Boalt Hall, Today and Yesterday

Law Program's History Is Now Available in Print

Twenty years of research culminate in the publication of Sandra P. Epstein's new book, "Law at Berkeley: The History of Boalt Hall." Published by the campus's Institute of Governmental Studies Press, the work presents an historic overview of Berkeley's School of Law, Boalt Hall.

Epstein, who received her PhD from the Graduate School of Education here in 1979, did her doctoral dissertation on the history of the law school, from its humble beginnings to its current status as one of the premier law schools in the nation.

Encouraged by then-dean Stanford Kadish, Epstein chronicled Boalt Hall's coming-of-age, organizing and preserving the vast amount of documentation that had come into existence over the years.

Current dean Herma Hill Kay further encouraged Epstein to bring her dissertation up to date. Epstein worked with associate dean Lujuana Treadwell to put it in publishable form.

The law program at Berkeley had its origins in the 1878 founding of the first UC law school, Hastings School of Law. Atop a stagecoach, Judge Sarranus Clinton Hastings formulated his plans for a law college, discussing them with William Carey Jones, secretary to university President LeConte.

By 1894, the UC Board of Regents wrote to Berkeley President Kellogg "that the branch of study now...constituting a part of the courses in the Department of History and Political Science, be separated from that department and formed into a new department embracing: (1) Constitutional Law of the United States, (2) International Law, (3) Roman Law, and (4) Jurisprudence." Berkeley's law school was born.
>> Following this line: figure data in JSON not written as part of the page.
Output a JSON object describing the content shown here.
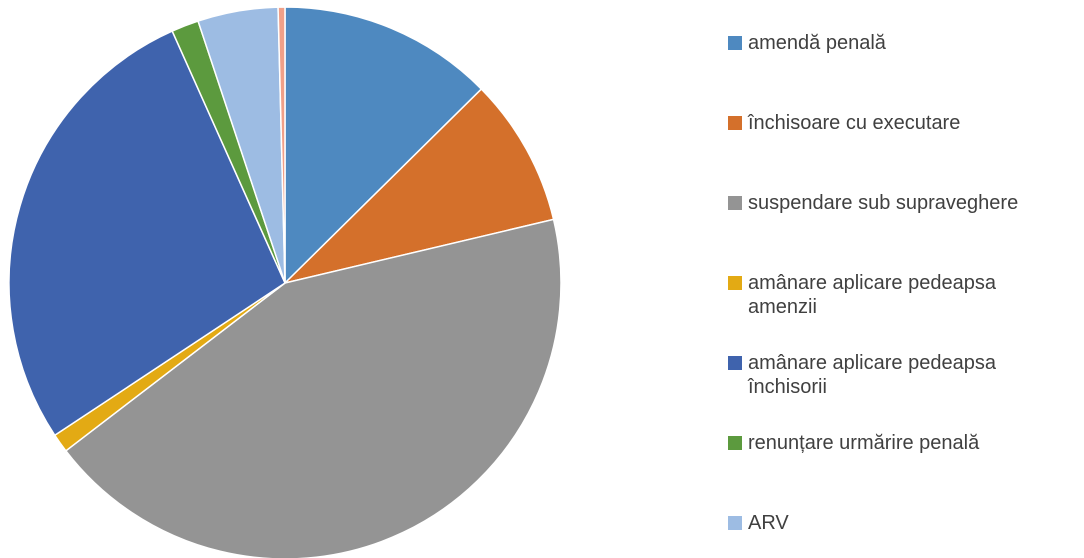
{
  "chart_data": {
    "type": "pie",
    "categories": [
      "amendă penală",
      "închisoare cu executare",
      "suspendare sub supraveghere",
      "amânare aplicare pedeapsa amenzii",
      "amânare aplicare pedeapsa închisorii",
      "renunțare urmărire penală",
      "ARV",
      null
    ],
    "values": [
      12.6,
      8.7,
      43.3,
      1.1,
      27.6,
      1.6,
      4.7,
      0.4
    ],
    "colors": [
      "#4e89c0",
      "#d4702b",
      "#949494",
      "#e3aa14",
      "#3f63ad",
      "#5c9a3e",
      "#9dbce3",
      "#f0a088"
    ],
    "legend": "right"
  }
}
In 1906, philanthropist Elizabeth Josselyn Boalt presented the university with two parcels of land in San Francisco. Her request to the regents was to sell the properties and use $100,000 of the proceeds for the construction of a building on the Berkeley campus, to honor her late husband, John Henry Boalt. The "Boalt Law Building" was intended solely to house the Department of Jurisprudence.

After all the planning was done, however, the total projected expense for the new building (which still stands, but as Durant Hall across from California Hall) exceeded Mrs. Boalt's bequest by $50,000.

Professor George Boke suggested that the balance could be raised by soliciting the lawyers of California, and he assumed responsibility for the project. The state's lawyers were canvassed and came through, including Napa County Lawyers who specified that its pledge would be paid "after the harvesting of the raisin crop."

The first seven courses were initially taught by only one professor. Today, Boalt Hall has a faculty of more than 70 and a course selection of over 100 classes dealing with such diverse topics as "Feminist Theory and the Welfare State" and "Institutional and Legal Aspects of International Telecommunications."

Epstein examines the roles that the various deans have played in the history of the law school. William Carey Jones became the first dean in 1912 and oversaw the strengthening of requirements and the movement of the school from undergraduate to graduate study. He also helped organize the "California Law Review," the first such publication west of Illinois, which exists to this day.

Dean William Prosser, an extremely intelligent and eccentric man, marked a period of significant accomplishment for the law school. Ultimately, his deanship came up for the usual five-year review and an outraged Prosser resigned.

"This law school is governed and operated," he wrote, "as to all decisions of any consequence whatever, by a town meeting, of which I am the moderator. This, of course, is faculty self-government, which is a fetish in this University beyond all others. It is democracy in action. It is also one hell of a way to run a railroad."

Epstein writes that "By every measure, Boalt Hall remains in the top tier of American law schools."

Her message that the law school and the state of California can serve as effective partners in the teaching and creation of knowledge rings clear.